Spirit of Guy Fawkes Invoked in Subversive
Set in the not too distant future, this sci-fi flick unfolds in
a rather shadowy England beset by a totalitarian repression of Orwellian
dimensions. Subjected to the constant surveillance of Big Brother-like
scrutiny, the entire populace has seemingly been conditioned to kowtow
to Chancellor Sutler (John Hurt), a despicable despot who rules with
an iron fist.
This master manipulator’s regime achieved absolute power by promising
protection from the threat of terrorism in return for the citizenry’s
surrender of civil rights. Sound familiar? This is only the first of a flurry
of parallels the picture presents between the Sutler regime and the Bush administration.

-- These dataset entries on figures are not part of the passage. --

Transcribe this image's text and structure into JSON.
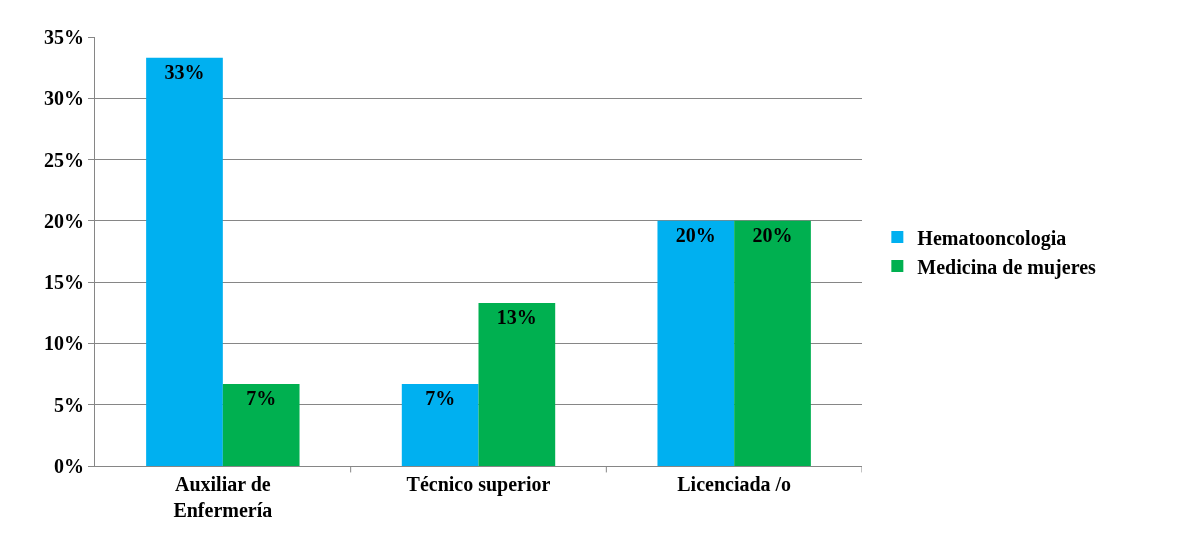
{
  "chart_data": {
    "type": "bar",
    "categories": [
      "Auxiliar de Enfermería",
      "Técnico superior",
      "Licenciada /o"
    ],
    "series": [
      {
        "name": "Hematooncologia",
        "color": "#00b0f0",
        "values": [
          33.3,
          6.7,
          20
        ],
        "value_labels": [
          "33%",
          "7%",
          "20%"
        ]
      },
      {
        "name": "Medicina de mujeres",
        "color": "#00b050",
        "values": [
          6.7,
          13.3,
          20
        ],
        "value_labels": [
          "7%",
          "13%",
          "20%"
        ]
      }
    ],
    "ylim": [
      0,
      35
    ],
    "yticks": [
      {
        "value": 0,
        "label": "0%"
      },
      {
        "value": 5,
        "label": "5%"
      },
      {
        "value": 10,
        "label": "10%"
      },
      {
        "value": 15,
        "label": "15%"
      },
      {
        "value": 20,
        "label": "20%"
      },
      {
        "value": 25,
        "label": "25%"
      },
      {
        "value": 30,
        "label": "30%"
      },
      {
        "value": 35,
        "label": "35%"
      }
    ],
    "grid": "y",
    "legend": "right"
  }
}
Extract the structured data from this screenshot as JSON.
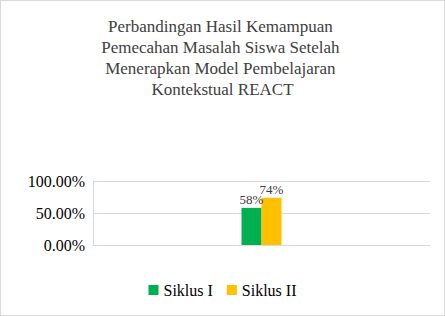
{
  "chart_data": {
    "type": "bar",
    "title": "Perbandingan Hasil Kemampuan Pemecahan Masalah Siswa Setelah Menerapkan Model Pembelajaran Kontekstual REACT",
    "categories": [
      null
    ],
    "series": [
      {
        "name": "Siklus I",
        "color": "#00b050",
        "values": [
          58
        ],
        "value_labels": [
          "58%"
        ]
      },
      {
        "name": "Siklus II",
        "color": "#ffc000",
        "values": [
          74
        ],
        "value_labels": [
          "74%"
        ]
      }
    ],
    "ylim": [
      0,
      100
    ],
    "yticks": [
      {
        "value": 0,
        "label": "0.00%"
      },
      {
        "value": 50,
        "label": "50.00%"
      },
      {
        "value": 100,
        "label": "100.00%"
      }
    ],
    "grid": true,
    "legend": "bottom",
    "data_labels": true
  }
}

Hope for humanity rests with V (Hugo Weaving), a swashbuckling swordsman who
lives in a subterranean hideaway. Like a cross between Zorro and The Joker
this wisecracking avenger always wears a mask and leaves a “V” instead
of a “Z” behind as a calling card after dispatching bad guys. Exhibiting
a good sense of humor despite having been burned beyond recognition by government
researchers in a badly botched scientific experiment, this rebel without an
epidermis is quick with the clever quip while doing his best to shake the masses
out of their doldrums.
Because his flick’s script was written by the Wachowski Brothers, fans
of The Matrix expecting state-of-the-art fight sequences will undoubtedly be
disappointed by this relatively cerebral adventure. For this is an adventure
where preachy dialogue, social statements and character development have been
exalted at the expense of balls-out action and technical wizardry.
Finally, since V for Vendetta transparently expects the audience to root for
a protagonist’s with an anti-establishment bent, be prepared to check
your politics at the door, at least if you tend to lean to the right of center.